Andreas Frischholz 60 Kommentare
Breitbandausbau: Bundesregierung kämpft für lockere Telekom-Regulierung
Bild: R/DV/RS | CC BY 2.0

Die noch amtierende Bundesregierung setzt sich bei der EU dafür ein, die Regulierung für die Deutsche Telekom im Breitbandmarkt zu lockern. Das meldet der Spiegel in der aktuellen Ausgabe. Momentan wird in Brüssel über die Reform für den europäischen Telekommunikationsmarkt verhandelt.

Demnach hat die Bundesregierung für den Entwurf des Europäischen Rats durchgesetzt, dass große Telekommunikationsanbieter wie die Deutsche Telekom bei einzelnen Ausbauprojekten für vier bis sieben Jahre von der Regulierung befreit werden. Solche Konzerne müssen Wettbewerbern zwar noch eine Beteiligung anbieten, verpflichtend wäre eine Kooperation allerdings nicht.

Ein Sprecher des Wirtschaftsministeriums rechtfertige die Maßnahme auf Anfrage des Spiegel als notwendig, um den Breitbandausbau in Regionen voranzutreiben, die für Unternehmen ansonsten nicht rentabel wären. Erst durch die „Regulierungserleichterungen“ für „begrenzte Zeit“ wäre das finanziell attraktiver.

Die Telekom selbst fordert eine lockere Regulierung seit geraumer Zeit. Jürgen Grützner, Geschäftsführer vom alternativen Provider-Verband VATM, spricht hingegen von einer „Lex Telekom“, auf den „letzten Metern“ versuche die Bundesregierung nochmals „Fakten zu schaffen“.

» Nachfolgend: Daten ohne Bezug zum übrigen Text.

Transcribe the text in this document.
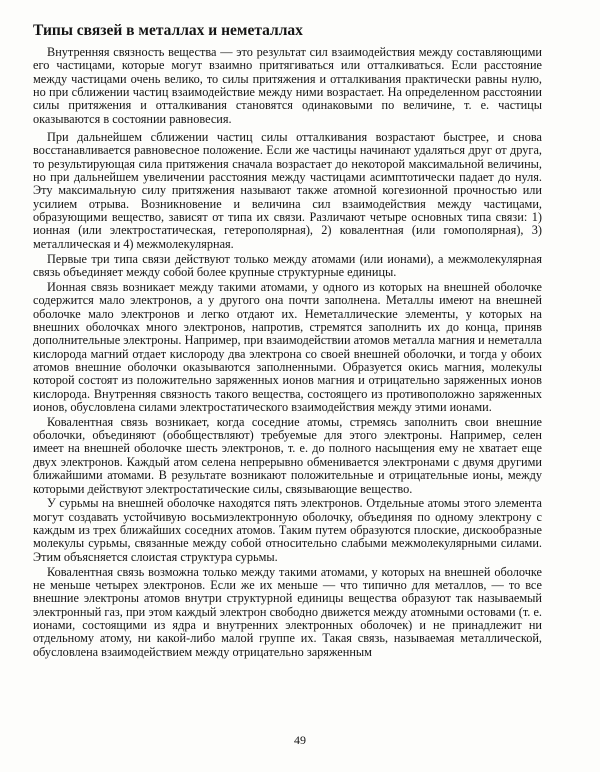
Типы связей в металлах и неметаллах

Внутренняя связность вещества — это результат сил взаимодействия между составляющими его частицами, которые могут взаимно притягиваться или отталкиваться. Если расстояние между частицами очень велико, то силы притяжения и отталкивания практически равны нулю, но при сближении частиц взаимодействие между ними возрастает. На определенном расстоянии силы притяжения и отталкивания становятся одинаковыми по величине, т. е. частицы оказываются в состоянии равновесия.

При дальнейшем сближении частиц силы отталкивания возрастают быстрее, и снова восстанавливается равновесное положение. Если же частицы начинают удаляться друг от друга, то результирующая сила притяжения сначала возрастает до некоторой максимальной величины, но при дальнейшем увеличении расстояния между частицами асимптотически падает до нуля. Эту максимальную силу притяжения называют также атомной когезионной прочностью или усилием отрыва. Возникновение и величина сил взаимодействия между частицами, образующими вещество, зависят от типа их связи. Различают четыре основных типа связи: 1) ионная (или электростатическая, гетерополярная), 2) ковалентная (или гомополярная), 3) металлическая и 4) межмолекулярная.

Первые три типа связи действуют только между атомами (или ионами), а межмолекулярная связь объединяет между собой более крупные структурные единицы.

Ионная связь возникает между такими атомами, у одного из которых на внешней оболочке содержится мало электронов, а у другого она почти заполнена. Металлы имеют на внешней оболочке мало электронов и легко отдают их. Неметаллические элементы, у которых на внешних оболочках много электронов, напротив, стремятся заполнить их до конца, приняв дополнительные электроны. Например, при взаимодействии атомов металла магния и неметалла кислорода магний отдает кислороду два электрона со своей внешней оболочки, и тогда у обоих атомов внешние оболочки оказываются заполненными. Образуется окись магния, молекулы которой состоят из положительно заряженных ионов магния и отрицательно заряженных ионов кислорода. Внутренняя связность такого вещества, состоящего из противоположно заряженных ионов, обусловлена силами электростатического взаимодействия между этими ионами.

Ковалентная связь возникает, когда соседние атомы, стремясь заполнить свои внешние оболочки, объединяют (обобществляют) требуемые для этого электроны. Например, селен имеет на внешней оболочке шесть электронов, т. е. до полного насыщения ему не хватает еще двух электронов. Каждый атом селена непрерывно обменивается электронами с двумя другими ближайшими атомами. В результате возникают положительные и отрицательные ионы, между которыми действуют электростатические силы, связывающие вещество.

У сурьмы на внешней оболочке находятся пять электронов. Отдельные атомы этого элемента могут создавать устойчивую восьмиэлектронную оболочку, объединяя по одному электрону с каждым из трех ближайших соседних атомов. Таким путем образуются плоские, дискообразные молекулы сурьмы, связанные между собой относительно слабыми межмолекулярными силами. Этим объясняется слоистая структура сурьмы.

Ковалентная связь возможна только между такими атомами, у которых на внешней оболочке не меньше четырех электронов. Если же их меньше — что типично для металлов, — то все внешние электроны атомов внутри структурной единицы вещества образуют так называемый электронный газ, при этом каждый электрон свободно движется между атомными остовами (т. е. ионами, состоящими из ядра и внутренних электронных оболочек) и не принадлежит ни отдельному атому, ни какой-либо малой группе их. Такая связь, называемая металлической, обусловлена взаимодействием между отрицательно заряженным

49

Eine Regulierung für die Ex-Monopolisten

Ohnehin schwelt schon länger der Streit über die Rolle der großen Provider in Europa, wie zuletzt Heise Online berichtete. Das betrifft etwa die „Ex-ante-Regulierung“, die für die Telekom in Deutschland gilt. In der Praxis bedeutet das: Die Bundesnetzagentur legt Preise für Vorleistungsprodukte fest, die Wettbewerber kaufen können, um einen Anschluss über das Netz der Telekom zu schalten. Die Bundesregierung soll sich in Brüssel aber dafür eingesetzt haben, dass Behörden wie die Bundesnetzagentur im Sinne einer „Ex-post-Regulierung“ erst eingreifen, wenn es zu Wettbewerbsverstößen kommt.

Noch ist die Reform aber nicht beschlossen. Der Europäische Rat muss sich noch mit der EU-Kommission und dem Parlament auf einen gemeinsamen Entwurf einigen.

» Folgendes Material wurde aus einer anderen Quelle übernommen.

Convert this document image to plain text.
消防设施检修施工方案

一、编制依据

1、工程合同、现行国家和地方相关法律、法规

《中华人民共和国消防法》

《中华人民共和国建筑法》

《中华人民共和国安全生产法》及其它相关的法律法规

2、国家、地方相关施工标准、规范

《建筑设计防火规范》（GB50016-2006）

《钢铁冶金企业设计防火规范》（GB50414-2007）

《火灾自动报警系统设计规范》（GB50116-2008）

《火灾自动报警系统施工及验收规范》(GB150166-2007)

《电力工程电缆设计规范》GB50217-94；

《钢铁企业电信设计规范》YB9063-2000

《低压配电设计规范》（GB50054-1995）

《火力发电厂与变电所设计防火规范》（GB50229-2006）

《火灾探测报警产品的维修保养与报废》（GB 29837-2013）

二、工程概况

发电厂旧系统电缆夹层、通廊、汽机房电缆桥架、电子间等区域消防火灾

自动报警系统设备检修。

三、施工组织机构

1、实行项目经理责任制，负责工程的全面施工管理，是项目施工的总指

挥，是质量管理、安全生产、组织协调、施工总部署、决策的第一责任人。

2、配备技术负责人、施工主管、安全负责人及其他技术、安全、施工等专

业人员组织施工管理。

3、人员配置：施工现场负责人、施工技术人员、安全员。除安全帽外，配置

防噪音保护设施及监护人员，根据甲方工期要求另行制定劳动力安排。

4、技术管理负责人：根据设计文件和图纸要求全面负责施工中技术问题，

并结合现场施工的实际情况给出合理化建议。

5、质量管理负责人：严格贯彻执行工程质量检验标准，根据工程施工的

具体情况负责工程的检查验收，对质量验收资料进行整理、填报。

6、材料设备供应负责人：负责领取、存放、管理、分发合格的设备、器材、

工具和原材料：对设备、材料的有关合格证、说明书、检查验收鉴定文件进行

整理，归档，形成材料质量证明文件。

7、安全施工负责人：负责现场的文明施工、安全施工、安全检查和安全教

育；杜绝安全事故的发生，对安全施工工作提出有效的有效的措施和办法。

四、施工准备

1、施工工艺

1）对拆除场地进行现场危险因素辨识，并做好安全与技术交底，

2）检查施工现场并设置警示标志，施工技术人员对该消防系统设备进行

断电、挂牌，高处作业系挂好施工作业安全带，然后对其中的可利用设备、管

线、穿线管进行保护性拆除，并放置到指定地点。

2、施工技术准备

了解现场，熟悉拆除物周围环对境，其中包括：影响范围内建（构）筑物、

Verhältnis zwischen Bund und Telekom stets umstritten

Dass die Bundesregierung sich für die Telekom einsetzt, provoziert immer wieder Vorwürfe – allein schon, weil die Telekom immer noch das dominante Unternehmen im deutschen Breitbandmarkt ist und der Bund noch 32 Prozent der Telekom-Aktien hält. Daher fordern sowohl alternative Provider als auch einige Vertreter aus der Politik, der Bund soll die Anteile verkaufen und die Erlöse in den Breitbandausbau investieren.